AI Agent Tool Calling: A Deep Dive Into How I Build It

Tool calling (function calling) is what transforms an LLM from a text generator into an AI agent that takes real actions. After building travel booking agents, ESG scoring agents, and medical retrieval systems, here’s my complete framework for designing tool-calling agents that work reliably.
Tools are just functions with descriptions
In LangChain, a tool is a Python function decorated with @tool, with a docstring that the LLM reads to decide when to call it. The quality of that docstring determines whether the agent calls the right tool at the right time. I spend as much time writing tool descriptions as I do writing the functions themselves.

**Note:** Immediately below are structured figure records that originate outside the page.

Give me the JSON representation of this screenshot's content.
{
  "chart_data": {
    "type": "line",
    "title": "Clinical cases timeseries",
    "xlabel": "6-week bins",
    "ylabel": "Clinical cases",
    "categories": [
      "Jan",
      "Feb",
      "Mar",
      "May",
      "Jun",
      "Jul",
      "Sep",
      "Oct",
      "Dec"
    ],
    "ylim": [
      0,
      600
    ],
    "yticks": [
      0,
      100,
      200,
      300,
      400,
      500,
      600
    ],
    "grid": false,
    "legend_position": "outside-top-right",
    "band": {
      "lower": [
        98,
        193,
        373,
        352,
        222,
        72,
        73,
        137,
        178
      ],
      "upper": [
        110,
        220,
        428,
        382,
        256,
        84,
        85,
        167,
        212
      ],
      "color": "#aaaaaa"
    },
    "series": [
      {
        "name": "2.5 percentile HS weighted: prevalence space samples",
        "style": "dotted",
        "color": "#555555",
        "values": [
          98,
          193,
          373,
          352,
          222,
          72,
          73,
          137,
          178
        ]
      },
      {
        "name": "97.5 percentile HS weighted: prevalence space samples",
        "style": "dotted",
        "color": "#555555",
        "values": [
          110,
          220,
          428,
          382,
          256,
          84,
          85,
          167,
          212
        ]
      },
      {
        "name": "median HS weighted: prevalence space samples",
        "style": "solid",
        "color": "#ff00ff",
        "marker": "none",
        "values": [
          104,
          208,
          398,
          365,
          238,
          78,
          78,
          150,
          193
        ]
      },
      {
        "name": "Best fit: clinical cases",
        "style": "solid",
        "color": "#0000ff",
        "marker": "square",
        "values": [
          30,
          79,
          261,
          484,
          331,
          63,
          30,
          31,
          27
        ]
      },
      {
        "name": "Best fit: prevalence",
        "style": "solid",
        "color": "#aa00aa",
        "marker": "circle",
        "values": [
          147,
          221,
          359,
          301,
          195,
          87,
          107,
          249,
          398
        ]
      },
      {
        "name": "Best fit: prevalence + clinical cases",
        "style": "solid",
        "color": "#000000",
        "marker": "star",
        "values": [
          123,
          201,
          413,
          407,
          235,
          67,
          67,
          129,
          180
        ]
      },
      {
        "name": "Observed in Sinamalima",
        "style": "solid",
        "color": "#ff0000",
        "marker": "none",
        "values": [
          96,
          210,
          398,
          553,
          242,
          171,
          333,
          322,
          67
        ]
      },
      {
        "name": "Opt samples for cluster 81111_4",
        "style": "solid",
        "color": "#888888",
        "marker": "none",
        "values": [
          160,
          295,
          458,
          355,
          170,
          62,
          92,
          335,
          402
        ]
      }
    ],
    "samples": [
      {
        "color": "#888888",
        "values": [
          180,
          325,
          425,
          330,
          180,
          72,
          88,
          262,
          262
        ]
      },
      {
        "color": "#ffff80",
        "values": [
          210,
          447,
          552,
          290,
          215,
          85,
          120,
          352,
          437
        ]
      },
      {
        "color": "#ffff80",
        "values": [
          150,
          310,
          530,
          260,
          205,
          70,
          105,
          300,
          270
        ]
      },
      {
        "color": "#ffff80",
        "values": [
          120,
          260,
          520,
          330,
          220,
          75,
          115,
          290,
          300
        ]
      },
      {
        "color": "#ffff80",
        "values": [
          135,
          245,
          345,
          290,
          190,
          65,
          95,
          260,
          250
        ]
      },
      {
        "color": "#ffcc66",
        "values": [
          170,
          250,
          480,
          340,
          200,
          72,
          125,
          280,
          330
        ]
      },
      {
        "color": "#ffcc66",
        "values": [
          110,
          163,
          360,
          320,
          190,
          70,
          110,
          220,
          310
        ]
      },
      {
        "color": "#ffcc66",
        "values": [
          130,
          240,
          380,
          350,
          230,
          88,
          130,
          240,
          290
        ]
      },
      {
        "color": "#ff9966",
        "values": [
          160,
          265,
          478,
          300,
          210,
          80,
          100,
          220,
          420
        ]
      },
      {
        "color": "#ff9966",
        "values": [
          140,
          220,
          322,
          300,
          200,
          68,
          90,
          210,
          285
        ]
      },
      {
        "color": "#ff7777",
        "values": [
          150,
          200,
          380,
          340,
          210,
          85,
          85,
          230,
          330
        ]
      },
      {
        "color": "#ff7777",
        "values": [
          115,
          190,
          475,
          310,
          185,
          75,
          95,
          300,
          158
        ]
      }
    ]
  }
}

Tool design principles that matter
Each tool should do exactly one thing. Tools that try to be flexible confuse the LLM about when to use them. Return structured Pydantic objects, never raw strings. Include error information in the return type so the agent can handle failures gracefully without crashing the workflow.
The Travel AI case study
The travel assistant had 6 tools: search_flights, search_hotels, check_availability, create_booking, get_booking_status, cancel_booking. Each had a crisp one-sentence description. The LangGraph supervisor routed user intents to the correct tool sequence. This architecture handled the full booking lifecycle autonomously.
Handling tool failures and retries
LLMs will sometimes call tools with invalid parameters. I always wrap tool execution in try/except, return structured error responses, and configure the agent with a retry limit. LangGraph’s conditional edges make it easy to route to an error handler node when a tool fails repeatedly.
Testing tool-calling agents before production
I test each tool in isolation first (unit tests). Then I test the full agent with a fixed set of user scenarios using LangSmith datasets. I track tool call accuracy — what percentage of the time does the agent call the right tool with valid parameters. Anything under 90% means the tool description needs rewriting.